TI: And then after the war, you promoted this idea of more equality. And I was kind of thinking about the camp experience where, where if that kind of aided in this transition. Because I'm thinking, before the war, there were some people who had more money and some people who didn't. But when they came to the camp, everyone had to eat the same food and eat in the same place. Do you kind of think that sense of equality was aided in the camps?

JY: No, that part of the camp equality as far as my experience as growing up in camp, my block, the Block 27, I lived in there. As you know, there's approximately about 250 to 300 people per block, depends on the way the buildings are chopped up. There was four families in our block that never ate in the mess hall. They bought half their food from the canteen. The canteen had anything you wanted. You name it, you got, the manager of the store lived in our block, Block 27, Tsujimura, and he would tell them, "Hey, sashimi's gonna come in. Tofu's gonna come in, beef's gonna come in. You want some?" My dad told him, says, "We eat what everybody else eat." In the meantime, you hear the kids talk about it, like this one family from Seattle -- I won't name the man's name, because I don't want to influence you -- but anyway, they lived on an end barrack room, and the kids on the far end there, it was a block manager's kids, block manager didn't have too much. He was on the, what you say, on the low income side. And everybody asked the kids' dad, said, "Can we eat what they're cooking?" They're on the last, hundred feet away, the smell, no ceiling right? The smell travels, and whatever they're cooking, chicken or eggs or bacon or ham, whatever it may be, on the stove, it smells good regardless of what it is. So the father, how the father's gonna tell the kids, "We don't have no money. We don't have enough money, like they must have more money that we could to go to the canteen and buy all this stuff." I mean, you hear those kind of things, 'cause he told my dad, says -- he was a Kibei -- said, in Japanese, "What can I tell my kids? What can I tell my kids? I don't have the money to -- I have a hard enough time buying clothes, let alone buying surplus food."

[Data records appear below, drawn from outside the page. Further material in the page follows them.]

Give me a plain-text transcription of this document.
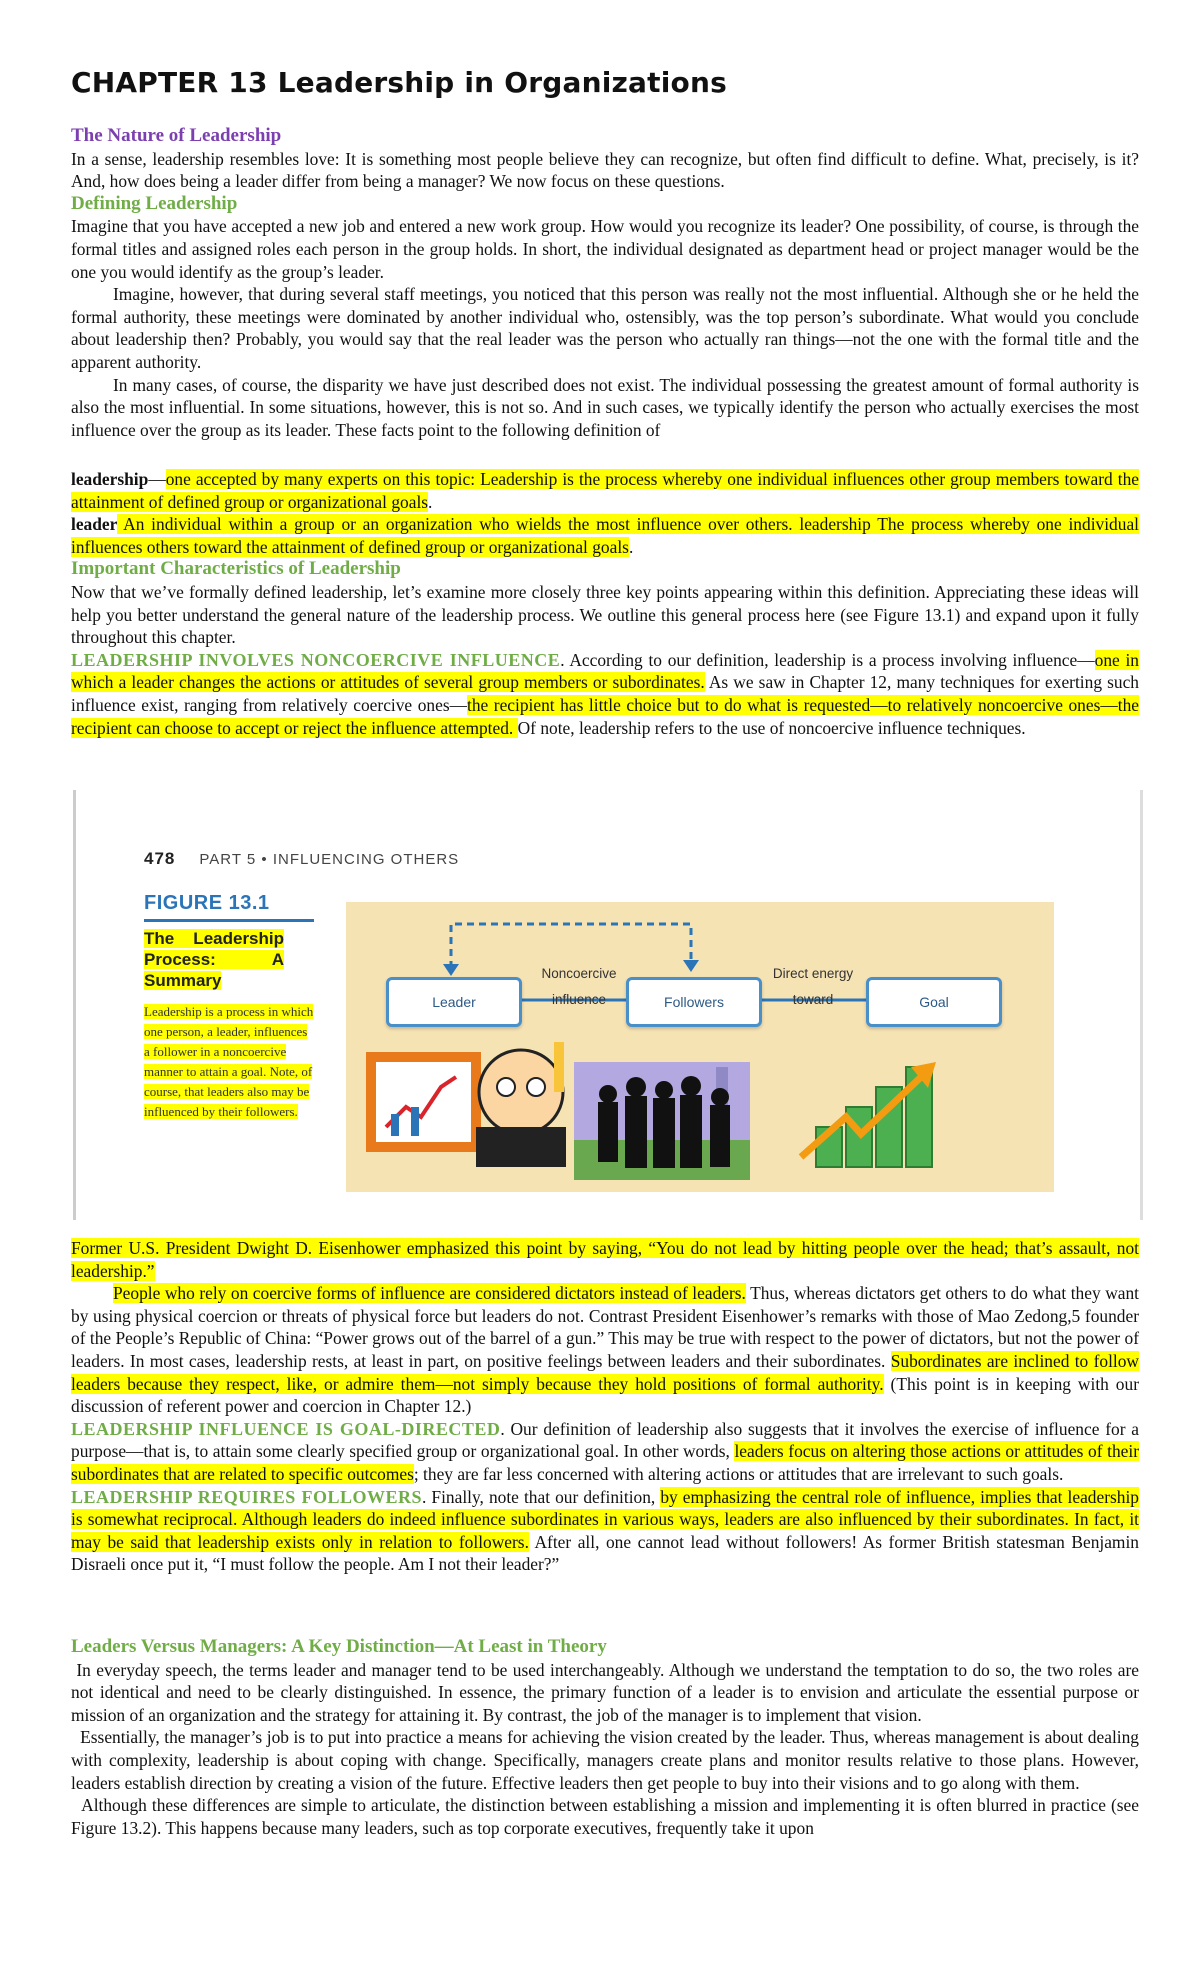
CHAPTER 13 Leadership in Organizations
The Nature of Leadership

In a sense, leadership resembles love: It is something most people believe they can recognize, but often find difficult to define. What, precisely, is it? And, how does being a leader differ from being a manager? We now focus on these questions.

Defining Leadership

Imagine that you have accepted a new job and entered a new work group. How would you recognize its leader? One possibility, of course, is through the formal titles and assigned roles each person in the group holds. In short, the individual designated as department head or project manager would be the one you would identify as the group’s leader.

Imagine, however, that during several staff meetings, you noticed that this person was really not the most influential. Although she or he held the formal authority, these meetings were dominated by another individual who, ostensibly, was the top person’s subordinate. What would you conclude about leadership then? Probably, you would say that the real leader was the person who actually ran things—not the one with the formal title and the apparent authority.

In many cases, of course, the disparity we have just described does not exist. The individual possessing the greatest amount of formal authority is also the most influential. In some situations, however, this is not so. And in such cases, we typically identify the person who actually exercises the most influence over the group as its leader. These facts point to the following definition of

leadership—one accepted by many experts on this topic: Leadership is the process whereby one individual influences other group members toward the attainment of defined group or organizational goals.

leader An individual within a group or an organization who wields the most influence over others. leadership The process whereby one individual influences others toward the attainment of defined group or organizational goals.

Important Characteristics of Leadership

Now that we’ve formally defined leadership, let’s examine more closely three key points appearing within this definition. Appreciating these ideas will help you better understand the general nature of the leadership process. We outline this general process here (see Figure 13.1) and expand upon it fully throughout this chapter.

LEADERSHIP INVOLVES NONCOERCIVE INFLUENCE. According to our definition, leadership is a process involving influence—one in which a leader changes the actions or attitudes of several group members or subordinates. As we saw in Chapter 12, many techniques for exerting such influence exist, ranging from relatively coercive ones—the recipient has little choice but to do what is requested—to relatively noncoercive ones—the recipient can choose to accept or reject the influence attempted. Of note, leadership refers to the use of noncoercive influence techniques.

478 PART 5 • INFLUENCING OTHERS
FIGURE 13.1
The Leadership Process: A Summary
Leadership is a process in which one person, a leader, influences a follower in a noncoercive manner to attain a goal. Note, of course, that leaders also may be influenced by their followers.
Leader	Followers	Goal
Noncoercive
influence
Direct energy
toward

Former U.S. President Dwight D. Eisenhower emphasized this point by saying, “You do not lead by hitting people over the head; that’s assault, not leadership.”

People who rely on coercive forms of influence are considered dictators instead of leaders. Thus, whereas dictators get others to do what they want by using physical coercion or threats of physical force but leaders do not. Contrast President Eisenhower’s remarks with those of Mao Zedong,5 founder of the People’s Republic of China: “Power grows out of the barrel of a gun.” This may be true with respect to the power of dictators, but not the power of leaders. In most cases, leadership rests, at least in part, on positive feelings between leaders and their subordinates. Subordinates are inclined to follow leaders because they respect, like, or admire them—not simply because they hold positions of formal authority. (This point is in keeping with our discussion of referent power and coercion in Chapter 12.)

LEADERSHIP INFLUENCE IS GOAL-DIRECTED. Our definition of leadership also suggests that it involves the exercise of influence for a purpose—that is, to attain some clearly specified group or organizational goal. In other words, leaders focus on altering those actions or attitudes of their subordinates that are related to specific outcomes; they are far less concerned with altering actions or attitudes that are irrelevant to such goals.

LEADERSHIP REQUIRES FOLLOWERS. Finally, note that our definition, by emphasizing the central role of influence, implies that leadership is somewhat reciprocal. Although leaders do indeed influence subordinates in various ways, leaders are also influenced by their subordinates. In fact, it may be said that leadership exists only in relation to followers. After all, one cannot lead without followers! As former British statesman Benjamin Disraeli once put it, “I must follow the people. Am I not their leader?”

Leaders Versus Managers: A Key Distinction—At Least in Theory

In everyday speech, the terms leader and manager tend to be used interchangeably. Although we understand the temptation to do so, the two roles are not identical and need to be clearly distinguished. In essence, the primary function of a leader is to envision and articulate the essential purpose or mission of an organization and the strategy for attaining it. By contrast, the job of the manager is to implement that vision.

Essentially, the manager’s job is to put into practice a means for achieving the vision created by the leader. Thus, whereas management is about dealing with complexity, leadership is about coping with change. Specifically, managers create plans and monitor results relative to those plans. However, leaders establish direction by creating a vision of the future. Effective leaders then get people to buy into their visions and to go along with them.

Although these differences are simple to articulate, the distinction between establishing a mission and implementing it is often blurred in practice (see Figure 13.2). This happens because many leaders, such as top corporate executives, frequently take it upon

TI: But in thinking about before the war, wasn't it even more, more profound in terms of people who had money and property versus those who didn't? And it seemed like the camp maybe leveled the playing field a little bit towards that way. But you're saying even in camp, there was these distinct, almost classes.

JY: No, I think, I think it made a more profound difference after camp, because for myself, like in various areas, East San Jose area there, there were approximately fifty families, Japanese families renting land, farming. Out of fifty, there were four families that owned the land, out of fifty. So when we came back, we had a place to come back to. The rest of the families had no place to come back to. There were three families never came back to San Jose. They stayed back east. So it was to watch them and what they struggled to go through. We had a place to come back to. But then again, as a whole, as far as we're concerned here in San Jose, we didn't differentiate, because we've got a house, we've got a place to come back to. Those poor guys living out in the cold, what can we do to help you? Everybody was out to help each other out, get a job for them, hire them, use them for workers and so forth. I mean, so we tried to make life easier for them, too, to give 'em a job and so forth. I think in that respect, we felt that we all belonged together. We had to work together to help each other. Because, sure, we had a place to stay, but money-wise, we were low on money, too. I mean, to start up the farm, we've got to buy a tractor, buy trucks and so forth, 'cause that's another story entirely again. But we're struggling to get it going and they're struggling to have a place to stay.

TI: Sure. So everyone is struggling, but you had, it sounds like you had more than others.